An important part of this process will be the possible inclusion of the renminbi in the IMF’s currency basket, the Special Drawing Right, which will be reviewed in 2015. There is a growing belief that the Chinese currency now conforms to a sufficient number of standards for convertibility that it will be become one of the constituent parts along with the dollar, the euro, yen and sterling.

The importance of the British step goes well beyond the financial markets. The UK is tacitly signalling support for China’s global ambitions to use its currency across a wide field. These include asset management activities by institutional investors inside and outside China as well as pricing commodities and raw materials and financing large-scale projects in areas like infrastructure.

Up to now, Britain has held reserves in dollars, euros, yen and Canadian dollars. The Bank of England agreed a Rmb200bn swap line with the People’s Bank of China in 2013. Amid considerable discussion among British officials, the Bank had not been willing previously to hold reserves in renminbi because of the currency’s de jure inconvertibility .

Similarly the UK Treasury has jibbed from offering bonds in renminbi on the grounds that it can borrow very cheaply and without currency risk on the sterling bond markets.

However, in recent years the momentum towards renminbi internationalisation has grown rapidly, from a very low base. A series of mainstream central banks, including the Austrian National Bank and the Australian Reserve Bank, joined a stream of official institutions from the rest of the world in holding renminbi.

The Swiss National Bank is considering following suit, following pioneering action by the Basel-based Bank for International Settlements, the central bankers’ central bank, to offer renminbi accounts to member institutions wishing access to the Chinese currency.

Backing the government’s move, the China Development Bank announced on Friday that it has issued a Rmb2bn bond in London, the first by a quasi-sovereign outside China. Together, these actions reinforce Britain’s position as the most important renminbi market outside Asia.

Britain is already the fastest growing market in Europe for renminbi payments, with volume doubling in the year to July.

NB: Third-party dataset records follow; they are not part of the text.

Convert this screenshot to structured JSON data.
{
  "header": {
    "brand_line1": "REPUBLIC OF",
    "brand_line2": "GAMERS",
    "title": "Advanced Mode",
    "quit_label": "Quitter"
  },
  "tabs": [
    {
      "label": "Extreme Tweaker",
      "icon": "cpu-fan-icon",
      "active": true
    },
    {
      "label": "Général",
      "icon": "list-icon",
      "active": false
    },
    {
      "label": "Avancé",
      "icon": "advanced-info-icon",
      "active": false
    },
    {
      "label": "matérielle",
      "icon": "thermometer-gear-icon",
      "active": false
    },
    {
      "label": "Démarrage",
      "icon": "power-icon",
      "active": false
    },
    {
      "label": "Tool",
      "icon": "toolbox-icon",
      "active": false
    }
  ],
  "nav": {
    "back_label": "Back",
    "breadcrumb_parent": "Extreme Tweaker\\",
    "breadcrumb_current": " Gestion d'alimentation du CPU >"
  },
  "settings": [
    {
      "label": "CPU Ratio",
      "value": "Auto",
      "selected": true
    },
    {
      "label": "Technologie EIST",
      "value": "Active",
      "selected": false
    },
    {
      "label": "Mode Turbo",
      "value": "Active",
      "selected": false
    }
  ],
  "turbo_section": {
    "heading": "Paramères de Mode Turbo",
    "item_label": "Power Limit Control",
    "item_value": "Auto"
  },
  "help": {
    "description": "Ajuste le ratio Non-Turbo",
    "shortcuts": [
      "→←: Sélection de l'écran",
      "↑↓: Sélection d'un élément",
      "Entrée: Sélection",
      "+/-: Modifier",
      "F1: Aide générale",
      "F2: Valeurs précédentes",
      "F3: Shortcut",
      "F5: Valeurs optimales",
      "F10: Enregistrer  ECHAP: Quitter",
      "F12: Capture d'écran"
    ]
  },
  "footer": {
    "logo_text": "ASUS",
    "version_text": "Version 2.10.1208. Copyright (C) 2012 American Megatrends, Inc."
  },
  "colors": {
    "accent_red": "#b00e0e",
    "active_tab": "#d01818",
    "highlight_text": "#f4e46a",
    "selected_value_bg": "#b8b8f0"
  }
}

In 2013, total renminbi exchange trading in London averaged $25.3bn per day, 50% up from 2012.

All these questions are closely tied to the gradual liberalisation of China’s banking system and financial markets, which Beijing wishes to promote to support general efforts to increase economic efficiency and productivity.

And they are also linked to ‘renminbi-isation’ of worldwide capital and commodity markets, a process China seeks to drive forward in many different ways to help achieve some of its key economic, financial and foreign policy objectives.